Literary Beginnings

Michael Ende, 1949
Michael Ende, 1949
At drama school in Munich Michael Ende studied for the part of the heroic lover
At drama school in Munich Michael Ende studied for the part of the heroic lover

When Michael Ende started at the Waldorf school in 1946, he had long since grown out of being a schoolboy. In Stuttgart he first encountered Expressionist and Dadaist writing and began schooling himself in literature. He studied Theodor Däubler, Ivan Goll, Elke Lasker-Schüler and Mombert, but his real love was the poetry of Rainer Maria Rilke, Stefan George and Georg Trakl. In the two years after the war, he made his first attempts at acting, performing with friends in Stuttgart’s America House. He was involved in productions of Chekhov’s one-act comedy The Bear, in which he played the principal role, and in the German premiere of Jean Cocteau’s Orpheus . It was at America House that he met the painter Willi Baumeister.
The German post-war period heralded a rebirth of the theatre. In their thirst for life, people flocked to the theatres and were fascinated by the new ways of seeing the world that it offered. Michael Ende’s first play "Denn die Stunde drängt (As Time is Running Out)" dates back to this period. It was dedicated to Hiroshima, and was never performed.
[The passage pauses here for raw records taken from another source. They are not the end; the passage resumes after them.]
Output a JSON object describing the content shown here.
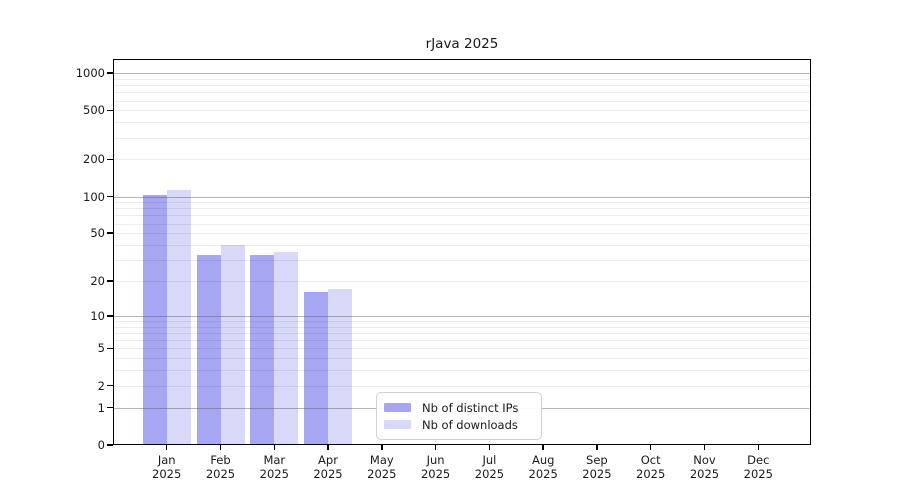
{
  "figure": {
    "title": "rJava 2025"
  },
  "chart_data": {
    "type": "bar",
    "title": "rJava 2025",
    "x_axis": {
      "months": [
        "Jan",
        "Feb",
        "Mar",
        "Apr",
        "May",
        "Jun",
        "Jul",
        "Aug",
        "Sep",
        "Oct",
        "Nov",
        "Dec"
      ],
      "year": "2025"
    },
    "y_axis": {
      "scale": "log1p",
      "ticks": [
        0,
        1,
        2,
        5,
        10,
        20,
        50,
        100,
        200,
        500,
        1000
      ],
      "tick_labels": [
        "0",
        "1",
        "2",
        "5",
        "10",
        "20",
        "50",
        "100",
        "200",
        "500",
        "1000"
      ],
      "ylim": [
        0,
        1265
      ],
      "major_gridlines": [
        1,
        10,
        100,
        1000
      ],
      "grid": true
    },
    "series": [
      {
        "name": "Nb of distinct IPs",
        "color": "#a6a6f3",
        "values": [
          102,
          33,
          33,
          16,
          null,
          null,
          null,
          null,
          null,
          null,
          null,
          null
        ]
      },
      {
        "name": "Nb of downloads",
        "color": "#d8d8f9",
        "values": [
          113,
          40,
          35,
          17,
          null,
          null,
          null,
          null,
          null,
          null,
          null,
          null
        ]
      }
    ],
    "legend": {
      "position": "lower-center-left",
      "items": [
        "Nb of distinct IPs",
        "Nb of downloads"
      ]
    }
  },
  "colors": {
    "background": "#ffffff",
    "frame": "#000000",
    "major_grid": "#b9b9b9",
    "minor_grid": "#ededed",
    "bar_distinct_ips": "#a6a6f3",
    "bar_downloads": "#d8d8f9"
  }
}
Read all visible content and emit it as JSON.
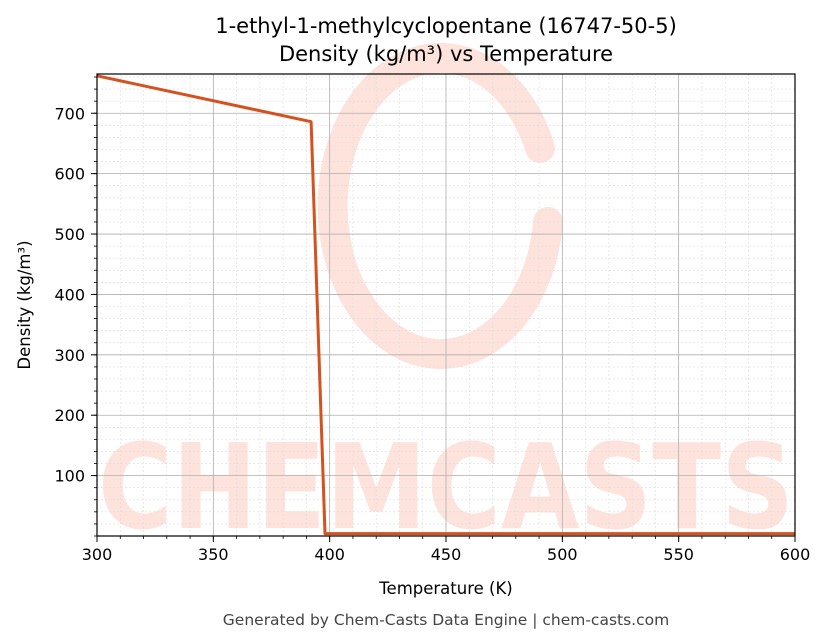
{
  "chart_data": {
    "type": "line",
    "title": "1-ethyl-1-methylcyclopentane (16747-50-5)",
    "subtitle": "Density (kg/m³) vs Temperature",
    "xlabel": "Temperature (K)",
    "ylabel": "Density (kg/m³)",
    "xlim": [
      300,
      600
    ],
    "ylim": [
      0,
      765
    ],
    "xticks": [
      300,
      350,
      400,
      450,
      500,
      550,
      600
    ],
    "yticks": [
      100,
      200,
      300,
      400,
      500,
      600,
      700
    ],
    "grid": true,
    "line_color": "#d4521f",
    "series": [
      {
        "x": [
          300,
          392,
          398,
          600
        ],
        "y": [
          762,
          686,
          4,
          4
        ]
      }
    ]
  },
  "footer": "Generated by Chem-Casts Data Engine | chem-casts.com",
  "watermark": {
    "text": "CHEMCASTS",
    "color": "#fde3dc"
  }
}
Michael Ende subsequently described his early plays as ‘much too heavy on pathos (…) and overburdened with philosophy’. In 1947 his close friend Peter Boccarius submitted one of his sonnets to Esslingen’s regional newspaper, and Ende saw his first text - ‘Der Gaukler’ (The Entertainer) - in print. The following year he received a payout of forty marks from the currency reform and was finally able to purchase a guitar. He taught himself to play, and accompanied himself to the lyrics of his poems and songs.
Ende’s first poems and short stories were composed in 1943, but his main goal was to write for the theatre. Financial considerations ruled out a university degree, so he decided to opt for a more practical route into dramaturgy. In 1948 he auditioned for the Otto Falckenberg academy of acting in Munich. His declared intention to study acting in order to be a better playwright must have impressed his examiners, for he was admitted on a two-year scholarship. During his time at the academy he studied classical and modern theories of theatre and was subsequently able to put his knowledge to good use.